Si la majorité sénatoriale soutient la philosophie des mesures proposées par le gouvernement, quelques ajustements pourraient néanmoins intervenir. « Au niveau des parlementaires on a sans doute des idées différentes, j’entends beaucoup de propositions, notamment celle d’aligner le régime du public sur celui du privé », évoque Élisabeth Doineau. « Il faut sans doute distinguer en fonction de la nature des arrêts maladie et introduire une notion d’urgence, notamment en cas d’opération, qui éviterait l’application du délai de carence », avance Olivier Henno. De son côté, Corinne Imbert regrette que « le doublement des franchises n’ait pas vraiment été débattu ».

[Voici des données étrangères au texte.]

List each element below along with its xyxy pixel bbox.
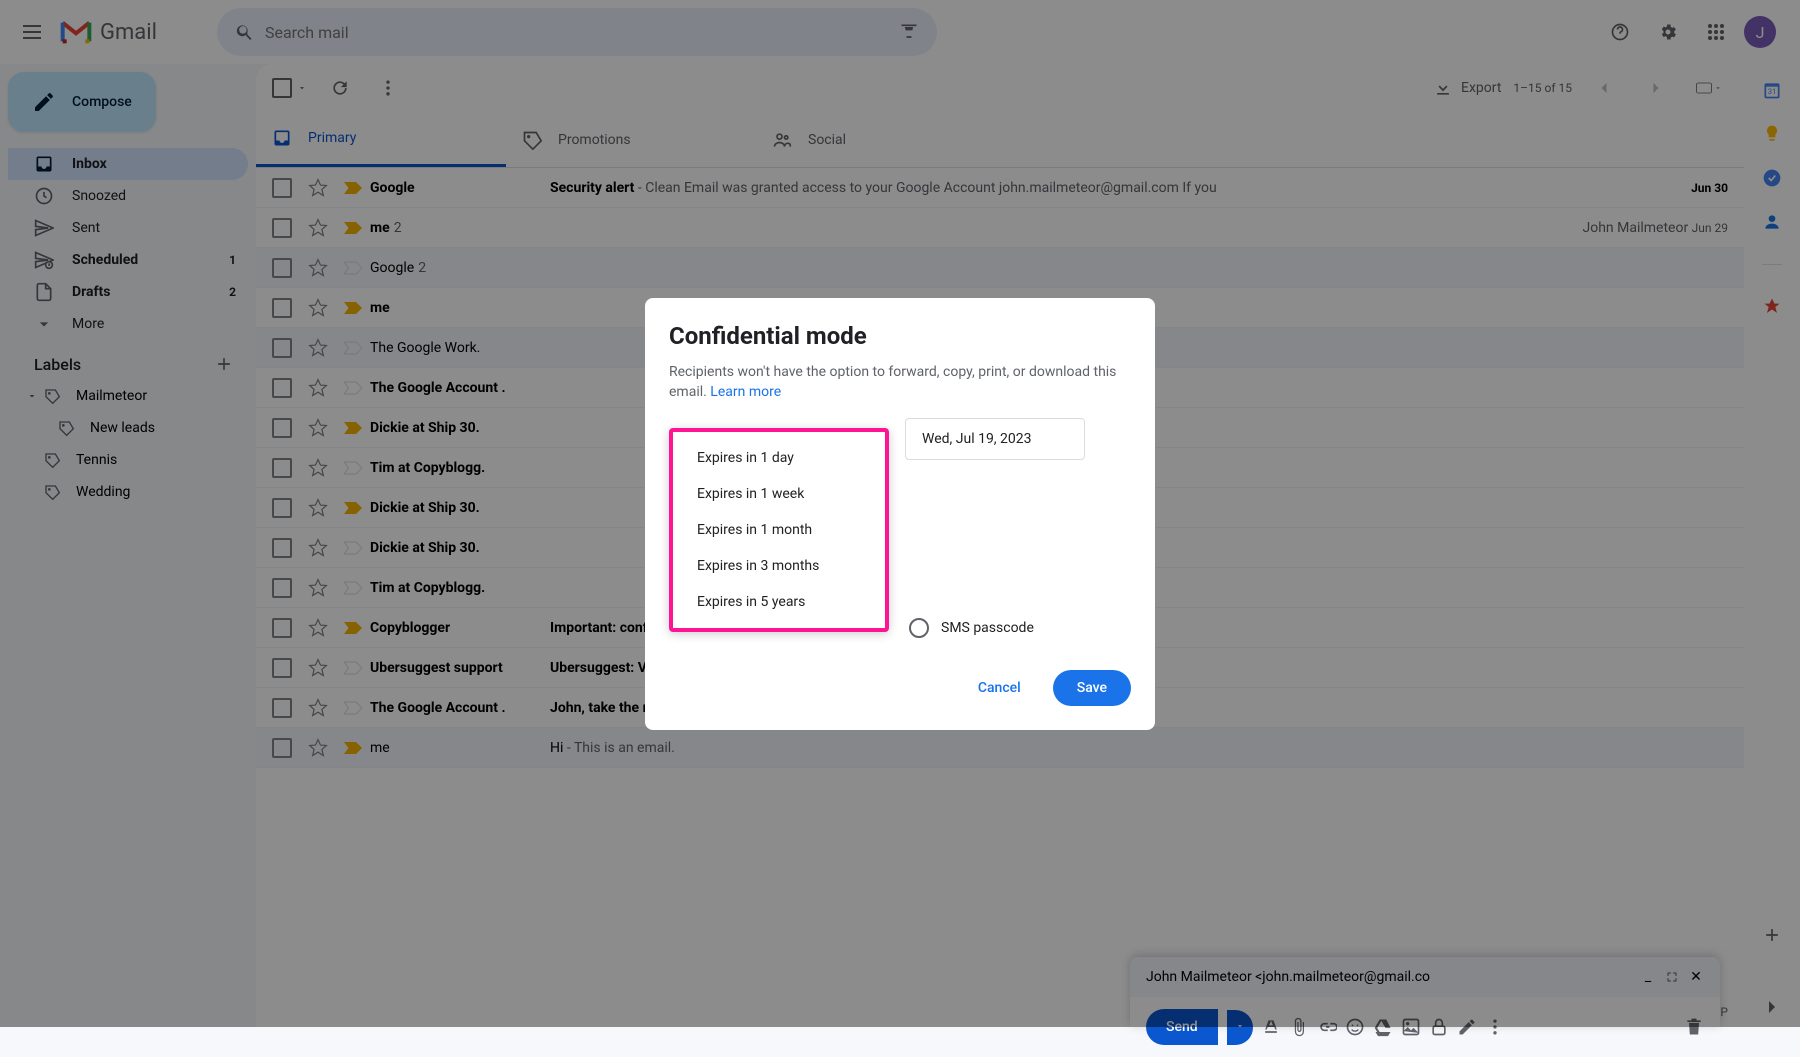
confidential-modal: Confidential mode Recipients won't have … [645, 298, 1155, 730]
learn-more-link[interactable]: Learn more [710, 384, 781, 400]
radio-icon [909, 618, 929, 638]
expire-3-months[interactable]: Expires in 3 months [673, 548, 885, 584]
expire-1-day[interactable]: Expires in 1 day [673, 440, 885, 476]
modal-title: Confidential mode [669, 322, 1131, 350]
cancel-button[interactable]: Cancel [954, 670, 1045, 706]
save-button[interactable]: Save [1053, 670, 1131, 706]
expire-5-years[interactable]: Expires in 5 years [673, 584, 885, 620]
modal-overlay[interactable]: Confidential mode Recipients won't have … [0, 0, 1800, 1027]
expiration-date-display[interactable]: Wed, Jul 19, 2023 [905, 418, 1085, 460]
modal-description: Recipients won't have the option to forw… [669, 362, 1131, 402]
expire-1-week[interactable]: Expires in 1 week [673, 476, 885, 512]
expire-1-month[interactable]: Expires in 1 month [673, 512, 885, 548]
sms-passcode-option[interactable]: SMS passcode [909, 618, 1131, 638]
expiration-dropdown: Expires in 1 day Expires in 1 week Expir… [669, 428, 889, 632]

Des économies au détriment des assurés sociaux
A gauche de l’hémicycle, l’appréciation est beaucoup moins indulgente. « Ce qu’annonce la ministre est un marqueur d’une politique extrêmement droitière qui vise à taper uniquement sur les malades », affirme Bernard Jomier, sénateur socialiste de Paris et membre de la commission des affaires sociales. Ce dernier regrette que le gouvernement prenne conscience d’une augmentation du nombre de maladies chroniques sans en tirer les conséquences en matière de prévention. Un constat partagé par le sénateur communiste Ian Brossat qui a estimé que les 5,5 milliards d’économies seraient réalisées sur le dos des malades.
« En ce qui concerne les arrêts maladie, on est presque dans le comique de répétition. L’année dernière on a annoncé 15 000 contrôles sur les médecins généralistes pour éviter les arrêts trop nombreux, mais ça n’a rien changé. Par ailleurs, en plafonnant à 15 jours la durée du premier arrêt maladie, on va faire augmenter mécaniquement le nombre de consultations », déplore Bernard Jomier. Enfin, le sénateur de Paris fustige l’absence de mesures sur « l’hyper-rentabilité de certains secteurs comme la radiologie » qui constate que l’objectif est « de faire payer les assurés sociaux ».